Litha si limitava a osservare. Non prendeva parte allo scontro e non parteggiava per uno dei contendenti poiché rappresenta il perno stabile intorno al quale ruotano le stagioni della morte e della vita.
Come già osservato, i cristiani hanno sostituito la celebrazione di Litha con la festa di San Giovanni, che ne ha raccolto e mantenuto molte tradizioni diffuse.
La notte che precede San Giovanni si accendevano dei fuochi appiccati con erbe vecchie. I falò e la tradizionale raccolta delle erbe giovani sancivano il momento di svolta dell’anno e la conseguente rigenerazione.
Alle piante raccolte nel giorno più lungo dell’anno si attribuivano qualità prodigiose: erano medicamentose, valide come talismani, predicevano il futuro.
Tra queste il cardo, la salvia, la verbena, la valeriana, la maggiorana, la menta, l’artemisia, la ruta, l’arnica e l’iperico, “l’erba caccia streghe o scaccia diavoli, che raggiunge l’apice della fioritura proprio nei giorni del Solstizio”.
A questa tradizione si aggiungeva la rugiada della festa di San Giovanni, legata al rito dell’acqua odorosa.
In molte zone d’Italia, alle prime luci dell’alba si esponeva un catino con acqua impregnata di fiori. Le ragazze in età da marito usavano bagnarsi per propiziare le nozze ma, in generale, bagnarsi con la rugiada dalla notte più corta dell’anno era un atto purificatore.
Le comunità contadine si riunivano all’alba e, in un rito collettivo, si bagnavano gli occhi per proteggere la vista e favorire la capacità di vedere oltre il mondo visibile.
Questa abluzione rievocava anche il battesimo di Giovanni ed i lavaggi di purificazione precristiani.
Tra le credenze legate alla ricorrenza, in questa magica notte una trave di fuoco attraversava il cielo. Su di essa c’erano Erodiade e la figlia Salomè, che aveva ottenuto da Erode la testa di San Giovanni Battista su un piatto d’argento. Le due, disperate, vagherebbero nel cielo gridando: “Mamma perché me lo chiedesti!

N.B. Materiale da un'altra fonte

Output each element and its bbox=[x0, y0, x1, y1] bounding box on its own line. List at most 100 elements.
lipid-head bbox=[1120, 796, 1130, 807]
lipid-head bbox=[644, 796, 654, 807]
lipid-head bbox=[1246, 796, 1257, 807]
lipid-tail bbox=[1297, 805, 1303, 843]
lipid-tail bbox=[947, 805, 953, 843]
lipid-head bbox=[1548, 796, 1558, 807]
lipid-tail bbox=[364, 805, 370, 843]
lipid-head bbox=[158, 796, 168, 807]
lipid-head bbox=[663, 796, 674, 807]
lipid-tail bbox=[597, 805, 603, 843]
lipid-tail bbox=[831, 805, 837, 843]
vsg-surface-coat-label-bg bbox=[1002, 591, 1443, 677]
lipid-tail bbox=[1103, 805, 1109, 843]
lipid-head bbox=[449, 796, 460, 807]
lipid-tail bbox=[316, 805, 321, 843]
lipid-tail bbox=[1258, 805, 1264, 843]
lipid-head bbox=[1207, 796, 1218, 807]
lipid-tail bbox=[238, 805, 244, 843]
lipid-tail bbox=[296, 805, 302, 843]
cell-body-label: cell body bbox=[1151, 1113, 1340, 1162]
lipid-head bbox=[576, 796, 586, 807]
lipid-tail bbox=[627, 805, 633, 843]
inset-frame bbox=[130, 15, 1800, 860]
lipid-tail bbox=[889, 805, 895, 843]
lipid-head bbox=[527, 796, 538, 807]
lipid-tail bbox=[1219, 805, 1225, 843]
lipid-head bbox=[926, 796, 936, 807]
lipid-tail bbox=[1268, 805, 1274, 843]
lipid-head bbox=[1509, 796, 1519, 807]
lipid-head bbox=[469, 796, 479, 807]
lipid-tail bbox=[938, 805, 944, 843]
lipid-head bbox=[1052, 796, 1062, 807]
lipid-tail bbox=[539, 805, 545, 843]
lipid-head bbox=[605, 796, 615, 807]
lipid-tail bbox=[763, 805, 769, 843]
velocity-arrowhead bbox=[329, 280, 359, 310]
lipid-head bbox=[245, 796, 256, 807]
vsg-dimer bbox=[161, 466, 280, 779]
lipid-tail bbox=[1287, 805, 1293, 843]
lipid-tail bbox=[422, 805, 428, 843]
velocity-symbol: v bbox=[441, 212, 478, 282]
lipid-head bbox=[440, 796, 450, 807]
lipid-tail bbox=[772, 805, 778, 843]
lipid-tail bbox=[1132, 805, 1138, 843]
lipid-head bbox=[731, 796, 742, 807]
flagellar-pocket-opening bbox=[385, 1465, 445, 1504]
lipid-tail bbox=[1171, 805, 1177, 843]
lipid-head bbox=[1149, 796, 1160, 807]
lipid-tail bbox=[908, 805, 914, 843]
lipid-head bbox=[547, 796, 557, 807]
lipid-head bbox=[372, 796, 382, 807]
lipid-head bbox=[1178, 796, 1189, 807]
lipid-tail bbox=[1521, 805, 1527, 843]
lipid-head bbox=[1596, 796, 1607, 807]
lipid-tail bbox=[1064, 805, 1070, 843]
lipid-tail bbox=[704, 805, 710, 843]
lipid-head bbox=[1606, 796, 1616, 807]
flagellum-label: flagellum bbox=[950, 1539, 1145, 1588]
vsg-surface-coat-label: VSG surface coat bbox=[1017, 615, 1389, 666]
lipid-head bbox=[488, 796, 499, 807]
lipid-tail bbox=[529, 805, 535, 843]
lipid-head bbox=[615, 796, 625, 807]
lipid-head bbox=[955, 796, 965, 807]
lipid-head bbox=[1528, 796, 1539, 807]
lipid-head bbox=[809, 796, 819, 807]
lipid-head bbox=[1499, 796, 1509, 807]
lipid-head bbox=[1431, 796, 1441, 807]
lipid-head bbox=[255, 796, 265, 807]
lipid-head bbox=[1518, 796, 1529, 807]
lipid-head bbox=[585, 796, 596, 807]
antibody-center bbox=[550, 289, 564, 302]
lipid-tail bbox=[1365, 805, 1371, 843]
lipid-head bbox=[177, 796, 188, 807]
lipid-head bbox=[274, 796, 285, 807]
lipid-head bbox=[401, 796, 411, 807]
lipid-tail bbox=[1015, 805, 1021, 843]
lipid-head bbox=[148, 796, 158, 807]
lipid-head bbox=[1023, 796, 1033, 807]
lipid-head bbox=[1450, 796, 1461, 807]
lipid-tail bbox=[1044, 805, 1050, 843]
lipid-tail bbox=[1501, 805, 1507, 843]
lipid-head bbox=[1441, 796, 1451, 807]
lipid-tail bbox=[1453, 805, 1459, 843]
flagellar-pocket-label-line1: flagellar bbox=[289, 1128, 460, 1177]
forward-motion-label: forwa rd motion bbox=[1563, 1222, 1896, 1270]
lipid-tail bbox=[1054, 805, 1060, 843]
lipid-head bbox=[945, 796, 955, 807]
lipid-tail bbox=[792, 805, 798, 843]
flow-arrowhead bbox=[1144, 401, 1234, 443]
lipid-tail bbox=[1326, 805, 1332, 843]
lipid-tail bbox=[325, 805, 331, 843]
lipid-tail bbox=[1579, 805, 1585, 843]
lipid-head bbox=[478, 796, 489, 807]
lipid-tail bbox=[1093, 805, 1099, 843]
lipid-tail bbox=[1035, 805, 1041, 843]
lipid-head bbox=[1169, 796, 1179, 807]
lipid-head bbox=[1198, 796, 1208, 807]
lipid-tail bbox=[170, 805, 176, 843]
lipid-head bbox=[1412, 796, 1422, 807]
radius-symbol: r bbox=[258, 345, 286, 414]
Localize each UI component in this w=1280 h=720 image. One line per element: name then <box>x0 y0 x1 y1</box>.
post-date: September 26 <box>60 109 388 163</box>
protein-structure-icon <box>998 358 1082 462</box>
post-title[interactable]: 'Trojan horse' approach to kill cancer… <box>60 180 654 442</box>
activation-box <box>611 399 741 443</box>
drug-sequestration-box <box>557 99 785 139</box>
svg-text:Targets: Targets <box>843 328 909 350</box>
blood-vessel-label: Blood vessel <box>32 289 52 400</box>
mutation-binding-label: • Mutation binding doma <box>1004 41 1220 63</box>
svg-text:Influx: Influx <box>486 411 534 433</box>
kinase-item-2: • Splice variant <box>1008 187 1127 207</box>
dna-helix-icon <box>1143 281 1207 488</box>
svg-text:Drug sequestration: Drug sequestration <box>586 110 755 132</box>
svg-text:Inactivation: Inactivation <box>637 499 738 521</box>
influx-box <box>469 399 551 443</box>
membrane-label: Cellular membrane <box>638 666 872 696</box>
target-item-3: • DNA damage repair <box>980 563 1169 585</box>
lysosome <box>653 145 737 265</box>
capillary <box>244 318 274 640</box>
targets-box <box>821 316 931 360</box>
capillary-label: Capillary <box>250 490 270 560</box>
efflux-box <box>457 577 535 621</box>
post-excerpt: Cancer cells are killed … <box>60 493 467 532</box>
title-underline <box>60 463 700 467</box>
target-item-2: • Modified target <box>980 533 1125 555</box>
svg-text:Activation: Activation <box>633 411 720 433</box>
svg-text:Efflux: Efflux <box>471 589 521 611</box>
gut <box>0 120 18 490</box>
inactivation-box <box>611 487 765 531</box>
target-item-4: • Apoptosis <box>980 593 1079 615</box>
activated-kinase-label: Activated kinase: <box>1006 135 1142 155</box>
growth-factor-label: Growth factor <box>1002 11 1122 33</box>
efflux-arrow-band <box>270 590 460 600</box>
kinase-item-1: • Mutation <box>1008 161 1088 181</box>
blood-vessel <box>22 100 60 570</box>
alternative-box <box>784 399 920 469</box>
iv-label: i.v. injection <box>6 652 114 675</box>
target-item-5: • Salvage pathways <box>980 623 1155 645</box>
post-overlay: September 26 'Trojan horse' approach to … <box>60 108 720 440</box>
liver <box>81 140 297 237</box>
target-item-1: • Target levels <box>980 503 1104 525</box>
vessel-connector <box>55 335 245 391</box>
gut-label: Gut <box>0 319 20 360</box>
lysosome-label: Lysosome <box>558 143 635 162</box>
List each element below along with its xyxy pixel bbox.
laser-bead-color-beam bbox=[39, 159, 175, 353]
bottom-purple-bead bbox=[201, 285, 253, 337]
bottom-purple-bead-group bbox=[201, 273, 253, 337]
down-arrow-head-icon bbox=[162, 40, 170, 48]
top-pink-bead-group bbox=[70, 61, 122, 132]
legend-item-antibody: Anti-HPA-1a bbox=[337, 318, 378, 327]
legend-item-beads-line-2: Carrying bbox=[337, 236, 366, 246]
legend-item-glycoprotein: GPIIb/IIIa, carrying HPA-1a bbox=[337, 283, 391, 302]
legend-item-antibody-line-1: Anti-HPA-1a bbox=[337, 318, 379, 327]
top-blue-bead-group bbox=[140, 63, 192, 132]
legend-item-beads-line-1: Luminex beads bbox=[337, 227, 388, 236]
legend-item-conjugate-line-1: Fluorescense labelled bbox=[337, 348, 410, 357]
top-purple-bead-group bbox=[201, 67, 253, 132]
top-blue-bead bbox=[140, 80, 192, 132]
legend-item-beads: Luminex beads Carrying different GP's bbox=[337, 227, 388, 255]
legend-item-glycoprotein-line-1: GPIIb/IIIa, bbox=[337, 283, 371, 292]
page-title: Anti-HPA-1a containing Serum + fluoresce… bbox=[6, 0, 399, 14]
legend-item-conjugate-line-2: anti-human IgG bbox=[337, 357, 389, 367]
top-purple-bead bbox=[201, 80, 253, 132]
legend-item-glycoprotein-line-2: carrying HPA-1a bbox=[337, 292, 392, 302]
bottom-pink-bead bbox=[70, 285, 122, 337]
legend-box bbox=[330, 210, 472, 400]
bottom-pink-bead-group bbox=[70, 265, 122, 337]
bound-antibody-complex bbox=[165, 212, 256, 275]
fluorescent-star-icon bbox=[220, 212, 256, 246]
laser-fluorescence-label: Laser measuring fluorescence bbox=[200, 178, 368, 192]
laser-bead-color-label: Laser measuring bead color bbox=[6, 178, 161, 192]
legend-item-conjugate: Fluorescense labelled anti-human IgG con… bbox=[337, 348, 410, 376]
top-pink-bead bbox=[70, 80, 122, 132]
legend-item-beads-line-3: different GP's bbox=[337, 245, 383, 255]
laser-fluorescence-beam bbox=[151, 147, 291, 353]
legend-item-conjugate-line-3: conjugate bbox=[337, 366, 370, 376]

Figlia perché lo facesti”.
All’alba, anche nel sole si osserva qualcosa d’oscuro: il 24 giugno la sfera, più luminosa del solito, delimiterà un cerchio di fuoco interno che gira instancabilmente per qualche ora.
Le “ragazze da marito” che riusciranno a vedervi la testa di San Giovanni decapitato, si sposeranno entro l’anno.